UK cracking down on child data privacy
The United Kingdom has issued a new set of standards to ramp up protections for children’s data privacy by curtailing platforms’ ability to pressure minors to reveal personal information.
The new rules, sent Wednesday by the Information Commissioner’s Office for Parliament’s approval, would bar social media sites, games and other online platforms from “nudging” children to provide personal details or lower their privacy settings.
“There are laws to protect children in the real world — film ratings, car seats, age restrictions on drinking and smoking. We need our laws to protect children in the digital world too,” Information Commissioner Elizabeth Denham said. “In a generation from now, we will look back and find it astonishing that online services weren’t always designed with children in mind.”

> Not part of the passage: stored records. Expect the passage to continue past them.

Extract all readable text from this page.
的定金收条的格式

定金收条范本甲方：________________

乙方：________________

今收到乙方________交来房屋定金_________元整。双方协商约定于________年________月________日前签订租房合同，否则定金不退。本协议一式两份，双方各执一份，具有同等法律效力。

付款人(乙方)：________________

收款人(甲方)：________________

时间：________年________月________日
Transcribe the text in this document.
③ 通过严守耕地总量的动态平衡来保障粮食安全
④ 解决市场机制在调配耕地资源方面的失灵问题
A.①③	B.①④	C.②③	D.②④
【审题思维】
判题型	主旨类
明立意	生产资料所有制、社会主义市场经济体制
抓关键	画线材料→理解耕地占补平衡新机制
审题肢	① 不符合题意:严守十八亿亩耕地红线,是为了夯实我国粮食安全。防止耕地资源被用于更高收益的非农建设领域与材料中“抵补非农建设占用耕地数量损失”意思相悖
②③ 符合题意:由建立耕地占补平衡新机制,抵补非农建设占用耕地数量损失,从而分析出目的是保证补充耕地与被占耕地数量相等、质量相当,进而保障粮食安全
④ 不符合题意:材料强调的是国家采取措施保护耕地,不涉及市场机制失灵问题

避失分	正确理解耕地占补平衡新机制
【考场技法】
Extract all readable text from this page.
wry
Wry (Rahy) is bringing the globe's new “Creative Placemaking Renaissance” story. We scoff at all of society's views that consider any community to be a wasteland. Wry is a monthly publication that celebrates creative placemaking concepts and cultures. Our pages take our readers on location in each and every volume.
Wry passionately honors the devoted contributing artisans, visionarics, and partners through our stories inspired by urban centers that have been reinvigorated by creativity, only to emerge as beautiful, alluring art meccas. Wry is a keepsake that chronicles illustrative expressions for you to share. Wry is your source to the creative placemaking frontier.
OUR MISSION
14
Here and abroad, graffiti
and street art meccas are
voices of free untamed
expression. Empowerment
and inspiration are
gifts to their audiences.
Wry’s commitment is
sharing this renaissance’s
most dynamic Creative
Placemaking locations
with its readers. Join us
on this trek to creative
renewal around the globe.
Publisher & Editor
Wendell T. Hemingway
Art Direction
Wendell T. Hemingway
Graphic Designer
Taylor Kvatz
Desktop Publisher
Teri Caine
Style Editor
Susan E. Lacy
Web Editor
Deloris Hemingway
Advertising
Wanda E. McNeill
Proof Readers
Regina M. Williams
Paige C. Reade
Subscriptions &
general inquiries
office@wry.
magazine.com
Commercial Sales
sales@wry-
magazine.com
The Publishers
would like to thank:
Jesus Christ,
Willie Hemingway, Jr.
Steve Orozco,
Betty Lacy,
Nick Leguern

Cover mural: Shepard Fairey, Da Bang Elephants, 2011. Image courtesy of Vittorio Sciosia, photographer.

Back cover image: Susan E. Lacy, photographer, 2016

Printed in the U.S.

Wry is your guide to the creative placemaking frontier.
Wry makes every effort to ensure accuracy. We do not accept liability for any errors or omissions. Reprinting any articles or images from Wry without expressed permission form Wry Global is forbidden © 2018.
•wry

The new standards push the country’s tech companies to stop using techniques such as making one privacy option appear easier to encourage minors to give them extraneous personal details or turn off their privacy protections. The platforms will also have to use the new standards as a default for all users unless they can verify a user’s age.
Sharing a minor’s location and profiling children for behavior-based advertising should also be barred by default, the new rules say. Among other requirements are making “high privacy” settings the default and collecting a “minimum amount” of personal data from minors.
The standards, which include 15 rules in all, apply to any online platform that could be used by a child and any companies that operate in the U.K.
Companies that violate the rules would be punished with a fine worth 4 percent of their global revenue, which could amount to billions of dollars for firms as large as some Silicon Valley titans that offer their services in the U.K.
The platforms will get a year to transition to the new rules once Parliament grants its approval.